Summary: Nea, a Chinese Cambodian teenage refugee from the Khmer Rouge, flees with what's left of her family to Texas when a miracle occurs. Struggling to get by in a strange new world, Nea's mother receives word that wealthy relatives have made it to America as well. The resolute little family stuffs Hefty bags full of belongings into the Ford and heads north. Ahead of them is the thrilling chance to help run the newly discovered family business, a Chinese restaurant in Nebraska.
The family is reunited, but soon Nea discovers their miracle is not what she had expected. Tempers flare; local reception is lukewarm, if not downright hostile; fights erupt; and Nea's beloved sister Sourdi is growing up and away from her far too fast. Then the past - and a forbidden love- threaten to tear them all apart.

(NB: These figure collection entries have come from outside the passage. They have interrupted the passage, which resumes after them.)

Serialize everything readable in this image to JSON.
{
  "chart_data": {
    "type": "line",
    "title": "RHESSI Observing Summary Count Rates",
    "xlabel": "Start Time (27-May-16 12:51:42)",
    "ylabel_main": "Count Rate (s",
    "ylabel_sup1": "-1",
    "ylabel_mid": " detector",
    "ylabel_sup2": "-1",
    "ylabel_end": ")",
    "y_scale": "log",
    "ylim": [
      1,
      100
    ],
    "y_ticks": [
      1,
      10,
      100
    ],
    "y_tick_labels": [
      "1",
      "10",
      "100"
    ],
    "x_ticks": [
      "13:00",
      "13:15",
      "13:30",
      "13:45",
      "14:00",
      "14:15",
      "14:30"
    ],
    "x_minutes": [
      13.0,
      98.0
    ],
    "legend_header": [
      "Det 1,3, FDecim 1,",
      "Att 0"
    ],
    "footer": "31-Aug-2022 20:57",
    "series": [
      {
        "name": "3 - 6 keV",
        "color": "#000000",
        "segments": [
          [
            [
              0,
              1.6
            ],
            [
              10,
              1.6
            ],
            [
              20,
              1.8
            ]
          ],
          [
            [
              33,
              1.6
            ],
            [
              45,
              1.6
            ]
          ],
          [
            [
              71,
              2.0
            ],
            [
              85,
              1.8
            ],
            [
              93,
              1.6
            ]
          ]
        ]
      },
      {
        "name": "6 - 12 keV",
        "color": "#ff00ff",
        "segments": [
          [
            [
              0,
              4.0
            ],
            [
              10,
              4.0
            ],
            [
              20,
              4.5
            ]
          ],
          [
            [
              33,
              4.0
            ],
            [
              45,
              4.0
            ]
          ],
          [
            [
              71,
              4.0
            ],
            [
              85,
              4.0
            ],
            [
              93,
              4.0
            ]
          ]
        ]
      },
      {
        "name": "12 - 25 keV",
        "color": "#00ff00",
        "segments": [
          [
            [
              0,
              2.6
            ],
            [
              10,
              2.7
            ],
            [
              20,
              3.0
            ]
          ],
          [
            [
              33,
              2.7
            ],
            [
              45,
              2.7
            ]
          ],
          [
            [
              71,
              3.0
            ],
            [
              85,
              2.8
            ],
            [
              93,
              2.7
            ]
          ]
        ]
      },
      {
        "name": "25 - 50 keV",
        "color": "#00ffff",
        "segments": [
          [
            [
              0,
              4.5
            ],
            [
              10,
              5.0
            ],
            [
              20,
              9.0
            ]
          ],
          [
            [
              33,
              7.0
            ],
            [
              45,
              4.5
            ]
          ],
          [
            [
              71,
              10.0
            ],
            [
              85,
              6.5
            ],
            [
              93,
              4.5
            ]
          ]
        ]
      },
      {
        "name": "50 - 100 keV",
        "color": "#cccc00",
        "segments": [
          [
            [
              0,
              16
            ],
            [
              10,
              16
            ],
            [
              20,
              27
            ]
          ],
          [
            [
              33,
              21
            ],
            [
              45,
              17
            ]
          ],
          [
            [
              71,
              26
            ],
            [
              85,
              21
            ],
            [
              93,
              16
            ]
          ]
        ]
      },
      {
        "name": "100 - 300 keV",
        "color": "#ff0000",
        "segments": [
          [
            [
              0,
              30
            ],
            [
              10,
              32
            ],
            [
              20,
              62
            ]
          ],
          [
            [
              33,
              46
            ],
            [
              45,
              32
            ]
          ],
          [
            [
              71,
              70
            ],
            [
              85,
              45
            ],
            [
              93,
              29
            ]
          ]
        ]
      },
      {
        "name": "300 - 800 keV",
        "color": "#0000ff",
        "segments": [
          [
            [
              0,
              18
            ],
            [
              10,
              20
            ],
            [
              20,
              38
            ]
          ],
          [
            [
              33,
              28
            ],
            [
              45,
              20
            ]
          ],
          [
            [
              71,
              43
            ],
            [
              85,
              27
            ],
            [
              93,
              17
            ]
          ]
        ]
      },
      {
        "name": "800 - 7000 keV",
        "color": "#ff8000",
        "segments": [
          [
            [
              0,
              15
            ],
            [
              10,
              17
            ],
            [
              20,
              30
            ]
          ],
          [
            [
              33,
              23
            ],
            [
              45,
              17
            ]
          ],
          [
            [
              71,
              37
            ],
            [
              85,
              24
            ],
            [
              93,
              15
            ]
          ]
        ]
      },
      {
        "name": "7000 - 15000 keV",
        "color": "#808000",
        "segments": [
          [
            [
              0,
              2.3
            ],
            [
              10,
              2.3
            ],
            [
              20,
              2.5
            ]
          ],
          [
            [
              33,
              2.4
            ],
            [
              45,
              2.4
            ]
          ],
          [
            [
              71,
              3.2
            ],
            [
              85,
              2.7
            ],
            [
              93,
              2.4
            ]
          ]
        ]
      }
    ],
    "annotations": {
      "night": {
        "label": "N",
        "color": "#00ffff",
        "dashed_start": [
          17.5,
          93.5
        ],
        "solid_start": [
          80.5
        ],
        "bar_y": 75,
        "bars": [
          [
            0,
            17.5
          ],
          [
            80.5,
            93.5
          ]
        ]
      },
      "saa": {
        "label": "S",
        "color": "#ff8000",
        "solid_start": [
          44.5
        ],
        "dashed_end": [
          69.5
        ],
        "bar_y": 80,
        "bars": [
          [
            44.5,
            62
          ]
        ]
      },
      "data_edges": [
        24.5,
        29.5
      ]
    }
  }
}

Review: This was a fabulous coming of age story and a story about the clashing of cultures. The differences between big city vs small towns, Cambodian culture vs American culture and trying to fit in. Nea is caught between worlds, the world of her parents and the new world they have brought her to in America. Her mother is happy to be in America and wants her children to take advantage of the opportunities it affords but she also wants them to adhere to their Cambodian culture. The girls in the family are expected to work in the family restaurant while their brother doesn't have the same expectations. Nea is supposed to be the dutiful daughter but she can't help standing up for herself instead of just smiling and not making waves. Nea is a strong willed girl in a traditional Asian family trying to find her way and not disappoint her family too much. May-lee really shows the struggles between the old generation and the new, of not only trying to fit in when you look different but even trying to fit in within your family as you grow up in a new culture with different beliefs. Reminiscent of Amy Tan, May-lee has bridged the gap between Asians growing up in America and the expectations of their families to retain the old ways. Wonderful.